Simulator Configuration¶
The ns-3 simulator can be configured using an xml based language for attributes. In the case that the simulation experiment only varies attributes of a model, the xml file sent from the execution manager can be read directly into the ns-3 simulator. In the case that the experiment modifies the simulation model (changes for example, the number of nodes in the simulation), then the simulation script must be generated dynamically based on the xml passed from the execution manager.
Simulator IPC¶
A one way communication link from the simulator to the client must be established to allow for the transmission of statistical samples during the simulation execution. This is done by writing statistical samples out to a pipe during execution. Most commonly, this strategy is employed with the STDOUT pipe, but SAFE has been built to create and listen on an alternative pipe. The simulation itself must open this pipe using fdopen(3). File descriptor 3 is used by default so as to multiplex between statistical samples and any logging or debugging that may otherwise be printed to STDOUT or STDERR.
Transient Detection¶
Transient detection is done in an external process. Sample are received on STDIN and the end of the transient is signal on STDERR.
Results Handling¶
Once an experiment has completed, the results of interest are stored in the database. Facilities to access and process the data are important to be able to use the results of our computations. Given that we have built our database schema to be flexible in handling different types of experiments with different numbers of factors and levels, extra care has to be taken to ensure that results are queried for properly.
When querying for design points, which we can later associate with results, we want to find design points with given factor levels.

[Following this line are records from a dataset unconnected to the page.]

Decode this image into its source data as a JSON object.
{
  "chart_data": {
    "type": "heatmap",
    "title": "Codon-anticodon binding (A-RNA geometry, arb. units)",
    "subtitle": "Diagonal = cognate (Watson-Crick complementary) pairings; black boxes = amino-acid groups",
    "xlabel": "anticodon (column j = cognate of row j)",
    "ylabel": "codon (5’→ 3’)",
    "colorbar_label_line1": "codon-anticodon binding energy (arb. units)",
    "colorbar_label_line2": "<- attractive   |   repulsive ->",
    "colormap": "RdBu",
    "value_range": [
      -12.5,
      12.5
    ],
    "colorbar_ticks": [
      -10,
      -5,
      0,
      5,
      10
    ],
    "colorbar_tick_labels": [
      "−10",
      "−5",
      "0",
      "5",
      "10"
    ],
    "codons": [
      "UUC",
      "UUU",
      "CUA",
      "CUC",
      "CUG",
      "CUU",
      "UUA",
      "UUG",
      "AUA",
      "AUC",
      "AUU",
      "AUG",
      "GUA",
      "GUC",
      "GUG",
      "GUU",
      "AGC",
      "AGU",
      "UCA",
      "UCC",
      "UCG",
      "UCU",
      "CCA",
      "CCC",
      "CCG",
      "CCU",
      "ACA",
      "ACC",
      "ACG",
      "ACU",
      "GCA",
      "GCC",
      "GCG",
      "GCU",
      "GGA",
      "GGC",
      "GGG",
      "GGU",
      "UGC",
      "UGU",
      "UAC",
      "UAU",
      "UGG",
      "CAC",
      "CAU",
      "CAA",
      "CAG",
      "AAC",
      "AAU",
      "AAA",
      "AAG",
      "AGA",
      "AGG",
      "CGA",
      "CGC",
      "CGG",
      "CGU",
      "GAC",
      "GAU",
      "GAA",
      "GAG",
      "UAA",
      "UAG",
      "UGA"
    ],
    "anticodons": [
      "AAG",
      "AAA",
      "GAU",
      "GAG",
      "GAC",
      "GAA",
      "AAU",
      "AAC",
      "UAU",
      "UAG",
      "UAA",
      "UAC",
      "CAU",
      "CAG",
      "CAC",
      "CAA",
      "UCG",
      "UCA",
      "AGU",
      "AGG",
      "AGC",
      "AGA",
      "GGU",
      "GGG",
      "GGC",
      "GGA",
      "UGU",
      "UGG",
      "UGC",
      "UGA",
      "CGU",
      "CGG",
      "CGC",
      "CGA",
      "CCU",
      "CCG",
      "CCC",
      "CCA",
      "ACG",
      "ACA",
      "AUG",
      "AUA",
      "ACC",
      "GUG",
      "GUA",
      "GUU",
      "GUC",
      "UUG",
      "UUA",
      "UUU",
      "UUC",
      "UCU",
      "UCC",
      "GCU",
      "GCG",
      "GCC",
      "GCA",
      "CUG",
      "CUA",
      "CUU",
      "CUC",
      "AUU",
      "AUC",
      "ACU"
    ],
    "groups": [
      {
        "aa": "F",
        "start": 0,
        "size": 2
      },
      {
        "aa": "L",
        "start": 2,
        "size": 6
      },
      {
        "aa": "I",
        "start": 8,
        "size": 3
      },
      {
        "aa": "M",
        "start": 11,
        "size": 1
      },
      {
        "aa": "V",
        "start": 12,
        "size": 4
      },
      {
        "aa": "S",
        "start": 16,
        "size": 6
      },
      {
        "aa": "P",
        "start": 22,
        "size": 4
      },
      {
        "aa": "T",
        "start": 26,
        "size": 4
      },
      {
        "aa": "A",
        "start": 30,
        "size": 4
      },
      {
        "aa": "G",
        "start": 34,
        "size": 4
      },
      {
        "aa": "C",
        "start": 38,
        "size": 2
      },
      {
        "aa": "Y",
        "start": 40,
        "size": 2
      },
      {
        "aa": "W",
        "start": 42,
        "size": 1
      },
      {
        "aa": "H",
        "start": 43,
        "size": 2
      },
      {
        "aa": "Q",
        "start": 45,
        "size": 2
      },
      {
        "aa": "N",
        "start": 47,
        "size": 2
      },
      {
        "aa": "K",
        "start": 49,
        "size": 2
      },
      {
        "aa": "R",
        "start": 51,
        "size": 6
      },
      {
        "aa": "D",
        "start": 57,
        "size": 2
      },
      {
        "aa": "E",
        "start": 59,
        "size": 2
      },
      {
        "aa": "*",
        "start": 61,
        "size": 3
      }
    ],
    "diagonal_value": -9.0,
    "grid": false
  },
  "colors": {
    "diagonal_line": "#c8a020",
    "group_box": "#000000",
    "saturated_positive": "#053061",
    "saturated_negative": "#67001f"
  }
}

It is easy to search for all design points where some factor takes on some level, but given a tuple of factors and levels which define a design point, it is more difficult to find the results efficiently. This would require searching through the xml configuration or joining a table where factors and levels are stored, but this table would have to be joined for each element in the tuple. Instead, a unique identifier is associated with each design point separate from the primary key. This identifier can be decoded to find all of the factors and levels, and a tuple of factors and levels can compute this identifier. More formally, there exists a bijective function between the tuples of the design points and the unique identifiers. This will allow for easier querying for specific design points.